Empty enumerables initialized to null by DefaultModelBinder

As I mentioned before the ASP.NET MVC5’s DefaultModelBinder has some quirks. The actual one I met some days ago is the following.

public class MyViewModel
{
    public IEnumerable<int> IntList { get; set; }
}

What happens, when You call Your method with this JSON request?

{ IntList:[] }

I would like to find an empty IEnumerable<int> instance in IntList, but I will found null there.
Why? Because the DefaultModelBinder initializes my empty collection to null.

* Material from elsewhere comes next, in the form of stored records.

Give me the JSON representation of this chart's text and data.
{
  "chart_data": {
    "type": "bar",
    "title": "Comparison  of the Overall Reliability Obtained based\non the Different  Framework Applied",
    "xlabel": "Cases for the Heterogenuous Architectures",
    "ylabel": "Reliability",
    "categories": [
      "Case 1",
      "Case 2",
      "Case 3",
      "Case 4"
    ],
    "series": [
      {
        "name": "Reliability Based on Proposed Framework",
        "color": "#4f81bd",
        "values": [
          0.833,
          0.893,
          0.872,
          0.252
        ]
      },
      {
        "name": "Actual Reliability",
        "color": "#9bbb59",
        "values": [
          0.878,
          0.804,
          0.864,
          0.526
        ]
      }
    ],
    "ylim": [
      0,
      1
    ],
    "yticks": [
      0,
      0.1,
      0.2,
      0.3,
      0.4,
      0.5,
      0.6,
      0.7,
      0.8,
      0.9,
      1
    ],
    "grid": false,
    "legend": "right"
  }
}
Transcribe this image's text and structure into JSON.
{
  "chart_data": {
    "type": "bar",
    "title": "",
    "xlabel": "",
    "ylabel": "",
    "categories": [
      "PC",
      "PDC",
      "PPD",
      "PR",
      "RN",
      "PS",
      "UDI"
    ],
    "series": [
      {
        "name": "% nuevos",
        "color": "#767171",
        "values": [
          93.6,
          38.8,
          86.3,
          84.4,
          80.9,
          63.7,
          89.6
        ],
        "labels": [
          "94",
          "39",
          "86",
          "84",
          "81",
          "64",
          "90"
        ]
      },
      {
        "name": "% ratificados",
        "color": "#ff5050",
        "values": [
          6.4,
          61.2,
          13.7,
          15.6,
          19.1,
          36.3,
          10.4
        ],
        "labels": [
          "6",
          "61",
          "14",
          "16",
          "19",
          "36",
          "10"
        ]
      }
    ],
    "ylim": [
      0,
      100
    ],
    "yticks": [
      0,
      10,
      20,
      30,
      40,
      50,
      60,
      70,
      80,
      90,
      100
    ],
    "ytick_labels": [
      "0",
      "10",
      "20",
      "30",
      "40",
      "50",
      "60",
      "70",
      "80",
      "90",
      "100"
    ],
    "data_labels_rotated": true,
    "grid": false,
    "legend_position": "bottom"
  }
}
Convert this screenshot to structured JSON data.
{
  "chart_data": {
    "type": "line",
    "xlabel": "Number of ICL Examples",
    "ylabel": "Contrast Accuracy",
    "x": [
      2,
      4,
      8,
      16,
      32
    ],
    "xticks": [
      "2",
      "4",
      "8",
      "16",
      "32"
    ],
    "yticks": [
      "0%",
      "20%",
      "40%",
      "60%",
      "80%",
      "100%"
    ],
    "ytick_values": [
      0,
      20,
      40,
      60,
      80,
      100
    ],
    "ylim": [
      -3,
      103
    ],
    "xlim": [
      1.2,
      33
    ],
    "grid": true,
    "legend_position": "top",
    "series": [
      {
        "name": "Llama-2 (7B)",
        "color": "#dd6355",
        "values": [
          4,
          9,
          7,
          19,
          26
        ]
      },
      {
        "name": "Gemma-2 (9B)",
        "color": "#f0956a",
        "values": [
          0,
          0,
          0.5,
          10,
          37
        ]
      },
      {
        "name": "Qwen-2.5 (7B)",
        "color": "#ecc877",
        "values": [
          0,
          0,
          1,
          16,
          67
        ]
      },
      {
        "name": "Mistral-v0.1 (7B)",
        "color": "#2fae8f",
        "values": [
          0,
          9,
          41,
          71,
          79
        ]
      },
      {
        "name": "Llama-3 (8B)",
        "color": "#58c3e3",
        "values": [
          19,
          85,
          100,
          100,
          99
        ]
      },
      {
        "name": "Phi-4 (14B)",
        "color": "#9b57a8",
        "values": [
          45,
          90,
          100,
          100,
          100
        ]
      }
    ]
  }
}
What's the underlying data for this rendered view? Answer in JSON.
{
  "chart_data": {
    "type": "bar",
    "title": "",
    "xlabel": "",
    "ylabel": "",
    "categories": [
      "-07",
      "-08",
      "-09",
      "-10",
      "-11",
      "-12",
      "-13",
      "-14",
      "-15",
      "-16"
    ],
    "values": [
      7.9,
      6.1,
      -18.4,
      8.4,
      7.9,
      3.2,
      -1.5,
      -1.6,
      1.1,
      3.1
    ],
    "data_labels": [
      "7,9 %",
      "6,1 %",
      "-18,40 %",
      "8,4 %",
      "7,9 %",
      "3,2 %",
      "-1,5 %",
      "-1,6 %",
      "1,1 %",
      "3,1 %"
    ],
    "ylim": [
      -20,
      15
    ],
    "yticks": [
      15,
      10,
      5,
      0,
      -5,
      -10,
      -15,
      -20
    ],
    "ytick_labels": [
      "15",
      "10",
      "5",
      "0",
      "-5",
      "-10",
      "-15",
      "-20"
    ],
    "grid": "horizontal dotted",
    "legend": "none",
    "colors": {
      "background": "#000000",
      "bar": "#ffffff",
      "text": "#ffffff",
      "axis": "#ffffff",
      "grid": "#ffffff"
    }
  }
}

What You can do to avoid this is to write a custom model binder for this:

public class EmptyEnumerableCapableDefaultModelBinder:DefaultModelBinder
{
    public override object BindModel(ControllerContext controllerContext, ModelBindingContext bindingContext)
    {
       object ret = base.BindModel(controllerContext, bindingContext);

       WorkaroundEmptyEnumerablesInitializedToNullByDefaultModelBinder(ret, controllerContext, bindingContext);

       return ret;
    }
}

private void WorkaroundEmptyEnumerablesInitializedToNullByDefaultModelBinder(object model, ControllerContext controllerContext, ModelBindingContext bindingContext)
{
    if (model != null)
    {
        // workaround case when there is an IEnumerable<> member and there is a "member":[] in request
        // but default binder inits member to null

        var candidateList = bindingContext.PropertyMetadata
            .Where(kvp => bindingContext.PropertyFilter(kvp.Key))
            .Where(kvp => TypeHelper.IsSubclassOf(kvp.Value.ModelType, typeof(IEnumerable<>)))
            .Where(kvp => !bindingContext.ValueProvider.ContainsPrefix(kvp.Key)).ToArray();
        if (candidateList.Any())
        {
            if (!controllerContext.HttpContext.Request.ContentType.StartsWith("application/json"))
            {
                throw new NotImplementedException(controllerContext.HttpContext.Request.ContentType);
            }

            var json = GetJSONRequestBody(controllerContext);

            foreach(var candidate in candidateList)
            {
                var emptyEnumerablePattern = String.Format("\"{0}\":[],", candidate.Key);
                if (json.Contains(emptyEnumerablePattern))
                {
                    var pd = bindingContext.ModelType.GetProperty(candidate.Key);
                    var anEmptyArray = Array.CreateInstance(pd.PropertyType.GetGenericArguments()[0], 0);
                    pd.SetValue(model, anEmptyArray);
                }
            }
        }
    }
}

private string GetJSONRequestBody(ControllerContext controllerContext)
{
    string ret = null;

    var inputStream = controllerContext.HttpContext.Request.InputStream;
    inputStream.Position = 0;

    using (var sr = new StreamReader(inputStream, controllerContext.HttpContext.Request.ContentEncoding, false, 1024, true))
    {
        ret = sr.ReadToEnd();
    }

    return ret;
}

The point is to check the inputs on DefaultModelBinder’s null result whether it missed an empty enumerable on binding.
The valueProviders available in context are useless because they simply dont contain our IntList value. Instead I check our
target viewmodel for possible candidates and check their values directly in request. If an empty value found in request I
replace the binder result with an empty array instance which fits into IEnumerable<T> place.